Wing and Walmart expand drone delivery to 100 stores, which
is five major cities. Uh, Chinese tech behind Amazon's humanoid robots. Great.
(39:43):
So Amazon is doing humanoid robots now. Um, they're talking
about potentially having humanoid delivery drivers. And the tech is Chinese. Great.
YouTube loosens content rules using public interest as a standard.
And AWS has opened a new region in Taiwan with
three availability zones. Humans. Rents are dropping in most US
(40:06):
cities for the first time since 2023. Caffeine keeps your
brain awake even while you sleep, so you could actually sleep.
According to the study. You could actually sleep and stay asleep,
but you wake up more tired because your brain is
not properly resting. Because the caffeine. Because caffeine basically blocks
the sleep, um, receptor. Um, that's one of the mechanisms.
(40:28):
So that's probably related to why this is the case,
or at least why they found that to be the case.

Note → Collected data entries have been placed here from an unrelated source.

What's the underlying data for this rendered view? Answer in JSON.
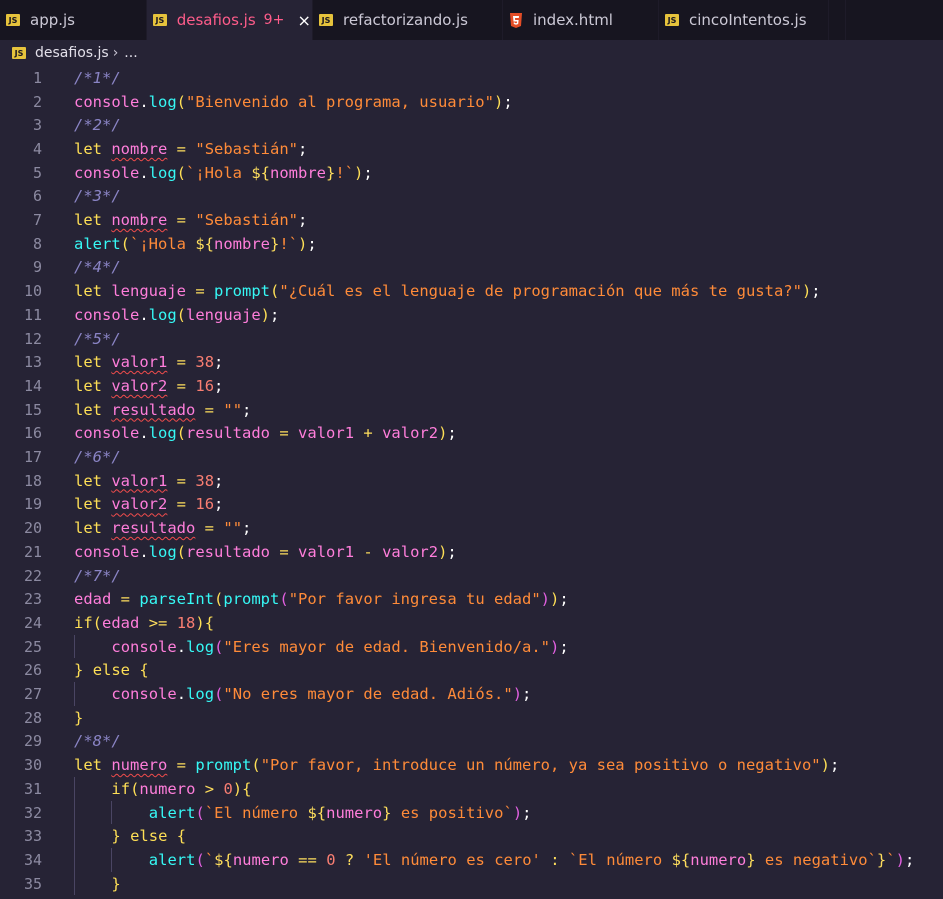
{
  "tabs": [
    {
      "name": "app.js",
      "icon": "js-icon",
      "active": false,
      "width": 147
    },
    {
      "name": "desafios.js",
      "icon": "js-icon",
      "active": true,
      "badge": "9+",
      "close": "×",
      "width": 166
    },
    {
      "name": "refactorizando.js",
      "icon": "js-icon",
      "active": false,
      "width": 190
    },
    {
      "name": "index.html",
      "icon": "html-icon",
      "active": false,
      "width": 156
    },
    {
      "name": "cincoIntentos.js",
      "icon": "js-icon",
      "active": false,
      "width": 170
    }
  ],
  "breadcrumb": {
    "file": "desafios.js",
    "more": "..."
  },
  "colors": {
    "background": "#262335",
    "tabbar": "#171520",
    "active_tab_text": "#fe5c8a"
  },
  "code_lines": [
    {
      "n": "1",
      "indent": 0,
      "tokens": [
        [
          "c",
          "/*1*/"
        ]
      ]
    },
    {
      "n": "2",
      "indent": 0,
      "tokens": [
        [
          "v",
          "console"
        ],
        [
          "p",
          "."
        ],
        [
          "f",
          "log"
        ],
        [
          "p1",
          "("
        ],
        [
          "s",
          "\"Bienvenido al programa, usuario\""
        ],
        [
          "p1",
          ")"
        ],
        [
          "p",
          ";"
        ]
      ]
    },
    {
      "n": "3",
      "indent": 0,
      "tokens": [
        [
          "c",
          "/*2*/"
        ]
      ]
    },
    {
      "n": "4",
      "indent": 0,
      "tokens": [
        [
          "k",
          "let "
        ],
        [
          "vs",
          "nombre"
        ],
        [
          "p",
          " "
        ],
        [
          "o",
          "="
        ],
        [
          "p",
          " "
        ],
        [
          "s",
          "\"Sebastián\""
        ],
        [
          "p",
          ";"
        ]
      ]
    },
    {
      "n": "5",
      "indent": 0,
      "tokens": [
        [
          "v",
          "console"
        ],
        [
          "p",
          "."
        ],
        [
          "f",
          "log"
        ],
        [
          "p1",
          "("
        ],
        [
          "s",
          "`¡Hola "
        ],
        [
          "i",
          "${"
        ],
        [
          "v",
          "nombre"
        ],
        [
          "i",
          "}"
        ],
        [
          "s",
          "!`"
        ],
        [
          "p1",
          ")"
        ],
        [
          "p",
          ";"
        ]
      ]
    },
    {
      "n": "6",
      "indent": 0,
      "tokens": [
        [
          "c",
          "/*3*/"
        ]
      ]
    },
    {
      "n": "7",
      "indent": 0,
      "tokens": [
        [
          "k",
          "let "
        ],
        [
          "vs",
          "nombre"
        ],
        [
          "p",
          " "
        ],
        [
          "o",
          "="
        ],
        [
          "p",
          " "
        ],
        [
          "s",
          "\"Sebastián\""
        ],
        [
          "p",
          ";"
        ]
      ]
    },
    {
      "n": "8",
      "indent": 0,
      "tokens": [
        [
          "f",
          "alert"
        ],
        [
          "p1",
          "("
        ],
        [
          "s",
          "`¡Hola "
        ],
        [
          "i",
          "${"
        ],
        [
          "v",
          "nombre"
        ],
        [
          "i",
          "}"
        ],
        [
          "s",
          "!`"
        ],
        [
          "p1",
          ")"
        ],
        [
          "p",
          ";"
        ]
      ]
    },
    {
      "n": "9",
      "indent": 0,
      "tokens": [
        [
          "c",
          "/*4*/"
        ]
      ]
    },
    {
      "n": "10",
      "indent": 0,
      "tokens": [
        [
          "k",
          "let "
        ],
        [
          "v",
          "lenguaje"
        ],
        [
          "p",
          " "
        ],
        [
          "o",
          "="
        ],
        [
          "p",
          " "
        ],
        [
          "f",
          "prompt"
        ],
        [
          "p1",
          "("
        ],
        [
          "s",
          "\"¿Cuál es el lenguaje de programación que más te gusta?\""
        ],
        [
          "p1",
          ")"
        ],
        [
          "p",
          ";"
        ]
      ]
    },
    {
      "n": "11",
      "indent": 0,
      "tokens": [
        [
          "v",
          "console"
        ],
        [
          "p",
          "."
        ],
        [
          "f",
          "log"
        ],
        [
          "p1",
          "("
        ],
        [
          "v",
          "lenguaje"
        ],
        [
          "p1",
          ")"
        ],
        [
          "p",
          ";"
        ]
      ]
    },
    {
      "n": "12",
      "indent": 0,
      "tokens": [
        [
          "c",
          "/*5*/"
        ]
      ]
    },
    {
      "n": "13",
      "indent": 0,
      "tokens": [
        [
          "k",
          "let "
        ],
        [
          "vs",
          "valor1"
        ],
        [
          "p",
          " "
        ],
        [
          "o",
          "="
        ],
        [
          "p",
          " "
        ],
        [
          "n",
          "38"
        ],
        [
          "p",
          ";"
        ]
      ]
    },
    {
      "n": "14",
      "indent": 0,
      "tokens": [
        [
          "k",
          "let "
        ],
        [
          "vs",
          "valor2"
        ],
        [
          "p",
          " "
        ],
        [
          "o",
          "="
        ],
        [
          "p",
          " "
        ],
        [
          "n",
          "16"
        ],
        [
          "p",
          ";"
        ]
      ]
    },
    {
      "n": "15",
      "indent": 0,
      "tokens": [
        [
          "k",
          "let "
        ],
        [
          "vs",
          "resultado"
        ],
        [
          "p",
          " "
        ],
        [
          "o",
          "="
        ],
        [
          "p",
          " "
        ],
        [
          "s",
          "\"\""
        ],
        [
          "p",
          ";"
        ]
      ]
    },
    {
      "n": "16",
      "indent": 0,
      "tokens": [
        [
          "v",
          "console"
        ],
        [
          "p",
          "."
        ],
        [
          "f",
          "log"
        ],
        [
          "p1",
          "("
        ],
        [
          "v",
          "resultado"
        ],
        [
          "p",
          " "
        ],
        [
          "o",
          "="
        ],
        [
          "p",
          " "
        ],
        [
          "v",
          "valor1"
        ],
        [
          "p",
          " "
        ],
        [
          "o",
          "+"
        ],
        [
          "p",
          " "
        ],
        [
          "v",
          "valor2"
        ],
        [
          "p1",
          ")"
        ],
        [
          "p",
          ";"
        ]
      ]
    },
    {
      "n": "17",
      "indent": 0,
      "tokens": [
        [
          "c",
          "/*6*/"
        ]
      ]
    },
    {
      "n": "18",
      "indent": 0,
      "tokens": [
        [
          "k",
          "let "
        ],
        [
          "vs",
          "valor1"
        ],
        [
          "p",
          " "
        ],
        [
          "o",
          "="
        ],
        [
          "p",
          " "
        ],
        [
          "n",
          "38"
        ],
        [
          "p",
          ";"
        ]
      ]
    },
    {
      "n": "19",
      "indent": 0,
      "tokens": [
        [
          "k",
          "let "
        ],
        [
          "vs",
          "valor2"
        ],
        [
          "p",
          " "
        ],
        [
          "o",
          "="
        ],
        [
          "p",
          " "
        ],
        [
          "n",
          "16"
        ],
        [
          "p",
          ";"
        ]
      ]
    },
    {
      "n": "20",
      "indent": 0,
      "tokens": [
        [
          "k",
          "let "
        ],
        [
          "vs",
          "resultado"
        ],
        [
          "p",
          " "
        ],
        [
          "o",
          "="
        ],
        [
          "p",
          " "
        ],
        [
          "s",
          "\"\""
        ],
        [
          "p",
          ";"
        ]
      ]
    },
    {
      "n": "21",
      "indent": 0,
      "tokens": [
        [
          "v",
          "console"
        ],
        [
          "p",
          "."
        ],
        [
          "f",
          "log"
        ],
        [
          "p1",
          "("
        ],
        [
          "v",
          "resultado"
        ],
        [
          "p",
          " "
        ],
        [
          "o",
          "="
        ],
        [
          "p",
          " "
        ],
        [
          "v",
          "valor1"
        ],
        [
          "p",
          " "
        ],
        [
          "o",
          "-"
        ],
        [
          "p",
          " "
        ],
        [
          "v",
          "valor2"
        ],
        [
          "p1",
          ")"
        ],
        [
          "p",
          ";"
        ]
      ]
    },
    {
      "n": "22",
      "indent": 0,
      "tokens": [
        [
          "c",
          "/*7*/"
        ]
      ]
    },
    {
      "n": "23",
      "indent": 0,
      "tokens": [
        [
          "v",
          "edad"
        ],
        [
          "p",
          " "
        ],
        [
          "o",
          "="
        ],
        [
          "p",
          " "
        ],
        [
          "f",
          "parseInt"
        ],
        [
          "p1",
          "("
        ],
        [
          "f",
          "prompt"
        ],
        [
          "p2",
          "("
        ],
        [
          "s",
          "\"Por favor ingresa tu edad\""
        ],
        [
          "p2",
          ")"
        ],
        [
          "p1",
          ")"
        ],
        [
          "p",
          ";"
        ]
      ]
    },
    {
      "n": "24",
      "indent": 0,
      "tokens": [
        [
          "k",
          "if"
        ],
        [
          "p1",
          "("
        ],
        [
          "v",
          "edad"
        ],
        [
          "p",
          " "
        ],
        [
          "o",
          ">="
        ],
        [
          "p",
          " "
        ],
        [
          "n",
          "18"
        ],
        [
          "p1",
          ")"
        ],
        [
          "p1",
          "{"
        ]
      ]
    },
    {
      "n": "25",
      "indent": 1,
      "tokens": [
        [
          "v",
          "console"
        ],
        [
          "p",
          "."
        ],
        [
          "f",
          "log"
        ],
        [
          "p2",
          "("
        ],
        [
          "s",
          "\"Eres mayor de edad. Bienvenido/a.\""
        ],
        [
          "p2",
          ")"
        ],
        [
          "p",
          ";"
        ]
      ]
    },
    {
      "n": "26",
      "indent": 0,
      "tokens": [
        [
          "p1",
          "}"
        ],
        [
          "p",
          " "
        ],
        [
          "k",
          "else"
        ],
        [
          "p",
          " "
        ],
        [
          "p1",
          "{"
        ]
      ]
    },
    {
      "n": "27",
      "indent": 1,
      "tokens": [
        [
          "v",
          "console"
        ],
        [
          "p",
          "."
        ],
        [
          "f",
          "log"
        ],
        [
          "p2",
          "("
        ],
        [
          "s",
          "\"No eres mayor de edad. Adiós.\""
        ],
        [
          "p2",
          ")"
        ],
        [
          "p",
          ";"
        ]
      ]
    },
    {
      "n": "28",
      "indent": 0,
      "tokens": [
        [
          "p1",
          "}"
        ]
      ]
    },
    {
      "n": "29",
      "indent": 0,
      "tokens": [
        [
          "c",
          "/*8*/"
        ]
      ]
    },
    {
      "n": "30",
      "indent": 0,
      "tokens": [
        [
          "k",
          "let "
        ],
        [
          "vs",
          "numero"
        ],
        [
          "p",
          " "
        ],
        [
          "o",
          "="
        ],
        [
          "p",
          " "
        ],
        [
          "f",
          "prompt"
        ],
        [
          "p1",
          "("
        ],
        [
          "s",
          "\"Por favor, introduce un número, ya sea positivo o negativo\""
        ],
        [
          "p1",
          ")"
        ],
        [
          "p",
          ";"
        ]
      ]
    },
    {
      "n": "31",
      "indent": 1,
      "tokens": [
        [
          "k",
          "if"
        ],
        [
          "p1",
          "("
        ],
        [
          "v",
          "numero"
        ],
        [
          "p",
          " "
        ],
        [
          "o",
          ">"
        ],
        [
          "p",
          " "
        ],
        [
          "n",
          "0"
        ],
        [
          "p1",
          ")"
        ],
        [
          "p1",
          "{"
        ]
      ]
    },
    {
      "n": "32",
      "indent": 2,
      "tokens": [
        [
          "f",
          "alert"
        ],
        [
          "p2",
          "("
        ],
        [
          "s",
          "`El número "
        ],
        [
          "i",
          "${"
        ],
        [
          "v",
          "numero"
        ],
        [
          "i",
          "}"
        ],
        [
          "s",
          " es positivo`"
        ],
        [
          "p2",
          ")"
        ],
        [
          "p",
          ";"
        ]
      ]
    },
    {
      "n": "33",
      "indent": 1,
      "tokens": [
        [
          "p1",
          "}"
        ],
        [
          "p",
          " "
        ],
        [
          "k",
          "else"
        ],
        [
          "p",
          " "
        ],
        [
          "p1",
          "{"
        ]
      ]
    },
    {
      "n": "34",
      "indent": 2,
      "tokens": [
        [
          "f",
          "alert"
        ],
        [
          "p2",
          "("
        ],
        [
          "s",
          "`"
        ],
        [
          "i",
          "${"
        ],
        [
          "v",
          "numero"
        ],
        [
          "p",
          " "
        ],
        [
          "o",
          "=="
        ],
        [
          "p",
          " "
        ],
        [
          "n",
          "0"
        ],
        [
          "p",
          " "
        ],
        [
          "o",
          "?"
        ],
        [
          "p",
          " "
        ],
        [
          "s",
          "'El número es cero'"
        ],
        [
          "p",
          " "
        ],
        [
          "o",
          ":"
        ],
        [
          "p",
          " "
        ],
        [
          "s",
          "`El número "
        ],
        [
          "i",
          "${"
        ],
        [
          "v",
          "numero"
        ],
        [
          "i",
          "}"
        ],
        [
          "s",
          " es negativo`"
        ],
        [
          "i",
          "}"
        ],
        [
          "s",
          "`"
        ],
        [
          "p2",
          ")"
        ],
        [
          "p",
          ";"
        ]
      ]
    },
    {
      "n": "35",
      "indent": 1,
      "tokens": [
        [
          "p1",
          "}"
        ]
      ]
    }
  ]
}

Las Vegas fights record heat with massive tree planting. And
this is not, uh, like it's absorbing carbon. Uh, because
that wouldn't be nearly the amount of skill you need. Uh,
that's a planetary thing. But, um, for shade is what
they're talking about. Mushrooms may communicate using up to 50 words.
(40:51):
And forests offset global warming more than scientists previously thought.
So replanting the trees that we lost since the 1800s
could cool the planet by like half a degree, which
I think is Celsius. Uh, which would be cool. Uh,
I think we should do that. I think we should plant, like,
(41:13):
trillions of trees and just, uh, see if the temperature
falls really fast. See if CO2 levels fall really fast.
And if they do, um, cut down some of the trees.
That's what I think. And also carbon sequestration. And also
we should go all in on solar discovery. Someone built
(41:34):
an MCP server that actually runs on Cloudflare workers. So
you don't have to stand up your own infrastructure. Data
visualization reveals patterns in D&D monster designs. How anthropic teams
use cloud code. We are No longer a serious country
by Paul Krugman. Great explanation of how model context protocols
is different from traditional APIs. I'm not sure I'm going
(41:55):
to read all these, because they're actually just links for
you to go and click on in the newsletter. Um,
so I'm just going to go right to aphorism of
the week. It is not death that we should fear,
but never beginning to live. It is not death that
we should fear, but never beginning to live. Marcus Aurelius.